Você fala de inovação. Inovação tem de ter pesquisa. E aí o Brasil está lento.

O que leva a ser o último a aprovar?

Você tem que ter aprovação da Conep [Comissão Nacional de Ética em Pesquisa] e da Anvisa [Agência Nacional de Vigilância Sanitária].

Elas não são nem em sequência nem em paralelo.

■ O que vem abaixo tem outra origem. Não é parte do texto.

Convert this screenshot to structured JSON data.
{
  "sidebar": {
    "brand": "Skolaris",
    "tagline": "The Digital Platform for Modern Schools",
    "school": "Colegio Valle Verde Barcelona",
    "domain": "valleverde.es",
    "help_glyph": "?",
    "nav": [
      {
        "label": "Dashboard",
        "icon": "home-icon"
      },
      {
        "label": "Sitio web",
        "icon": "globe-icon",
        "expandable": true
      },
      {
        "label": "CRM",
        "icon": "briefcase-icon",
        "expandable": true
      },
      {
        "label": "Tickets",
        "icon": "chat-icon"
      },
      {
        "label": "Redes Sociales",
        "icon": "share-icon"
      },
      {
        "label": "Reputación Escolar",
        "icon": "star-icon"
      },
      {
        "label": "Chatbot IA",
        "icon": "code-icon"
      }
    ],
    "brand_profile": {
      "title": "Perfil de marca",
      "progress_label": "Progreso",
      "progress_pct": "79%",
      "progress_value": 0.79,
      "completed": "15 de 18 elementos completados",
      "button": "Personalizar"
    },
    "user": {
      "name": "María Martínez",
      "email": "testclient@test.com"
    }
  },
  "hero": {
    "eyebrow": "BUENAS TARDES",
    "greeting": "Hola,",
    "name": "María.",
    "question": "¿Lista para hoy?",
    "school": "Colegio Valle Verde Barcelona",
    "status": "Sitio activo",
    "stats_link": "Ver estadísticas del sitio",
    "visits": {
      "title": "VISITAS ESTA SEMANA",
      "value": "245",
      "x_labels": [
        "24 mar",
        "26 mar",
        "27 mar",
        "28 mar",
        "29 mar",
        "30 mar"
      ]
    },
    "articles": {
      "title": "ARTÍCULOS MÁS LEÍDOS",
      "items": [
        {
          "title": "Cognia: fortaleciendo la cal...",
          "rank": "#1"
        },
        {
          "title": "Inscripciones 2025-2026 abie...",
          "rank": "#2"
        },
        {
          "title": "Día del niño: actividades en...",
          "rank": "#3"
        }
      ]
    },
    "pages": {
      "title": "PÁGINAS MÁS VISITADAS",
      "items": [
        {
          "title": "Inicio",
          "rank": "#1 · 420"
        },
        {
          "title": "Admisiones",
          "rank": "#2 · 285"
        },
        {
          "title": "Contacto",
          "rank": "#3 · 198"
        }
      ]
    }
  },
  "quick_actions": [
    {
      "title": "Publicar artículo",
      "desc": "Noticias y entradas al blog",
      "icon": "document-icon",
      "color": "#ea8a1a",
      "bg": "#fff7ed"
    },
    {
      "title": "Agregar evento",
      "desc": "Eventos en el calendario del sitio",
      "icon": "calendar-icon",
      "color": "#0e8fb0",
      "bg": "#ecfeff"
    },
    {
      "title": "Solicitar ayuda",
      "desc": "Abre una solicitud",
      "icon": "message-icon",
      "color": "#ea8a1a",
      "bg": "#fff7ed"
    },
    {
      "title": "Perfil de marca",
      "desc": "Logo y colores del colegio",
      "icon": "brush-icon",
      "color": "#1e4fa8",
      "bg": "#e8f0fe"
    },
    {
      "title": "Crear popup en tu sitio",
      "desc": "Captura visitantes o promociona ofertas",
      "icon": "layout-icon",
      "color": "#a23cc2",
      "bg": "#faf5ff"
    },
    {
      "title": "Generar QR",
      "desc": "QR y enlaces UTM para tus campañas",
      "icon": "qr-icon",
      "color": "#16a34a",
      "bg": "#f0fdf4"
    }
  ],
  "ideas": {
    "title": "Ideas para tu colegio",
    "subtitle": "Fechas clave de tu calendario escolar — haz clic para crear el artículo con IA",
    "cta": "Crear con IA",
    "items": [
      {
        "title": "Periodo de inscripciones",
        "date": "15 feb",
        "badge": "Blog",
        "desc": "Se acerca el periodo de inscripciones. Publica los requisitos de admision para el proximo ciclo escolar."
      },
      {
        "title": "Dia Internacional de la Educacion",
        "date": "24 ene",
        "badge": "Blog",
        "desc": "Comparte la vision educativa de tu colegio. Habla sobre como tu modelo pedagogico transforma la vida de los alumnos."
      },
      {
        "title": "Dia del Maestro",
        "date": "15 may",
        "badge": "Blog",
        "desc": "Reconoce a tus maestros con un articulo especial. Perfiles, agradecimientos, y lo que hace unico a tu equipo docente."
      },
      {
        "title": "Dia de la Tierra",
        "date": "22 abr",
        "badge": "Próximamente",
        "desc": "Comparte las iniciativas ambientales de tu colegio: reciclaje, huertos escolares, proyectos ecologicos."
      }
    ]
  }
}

Agora está se discutindo que, na realidade, os hospitais deveriam ter mais autonomia. Coisa que acontece no mundo inteiro.

Mas estamos na discussão, enquanto outros estão investindo para ganhar essas pesquisas multicêntricas. A concorrência está braba.

A burocracia é grande, mas as próprias empresas não investem em inovação. O que pode ser feito para mudar essa mentalidade?

Tem de haver amparo regulatório. Por exemplo, antes da lei das drogas órfãs nos Estados Unidos, o incentivo para investir em doenças raras [como Gaucher e Fabry] era muito pequeno. Depois, aconteceu uma alavancagem enorme de pesquisa. Por que o empresário vai investir? Tem de ter algum benefício concreto.

É duro, pois um governante investe quatro anos e o retorno virá depois, no próximo mandato, que pode não ser dele. Mas você tem de criar mecanismos de longo prazo.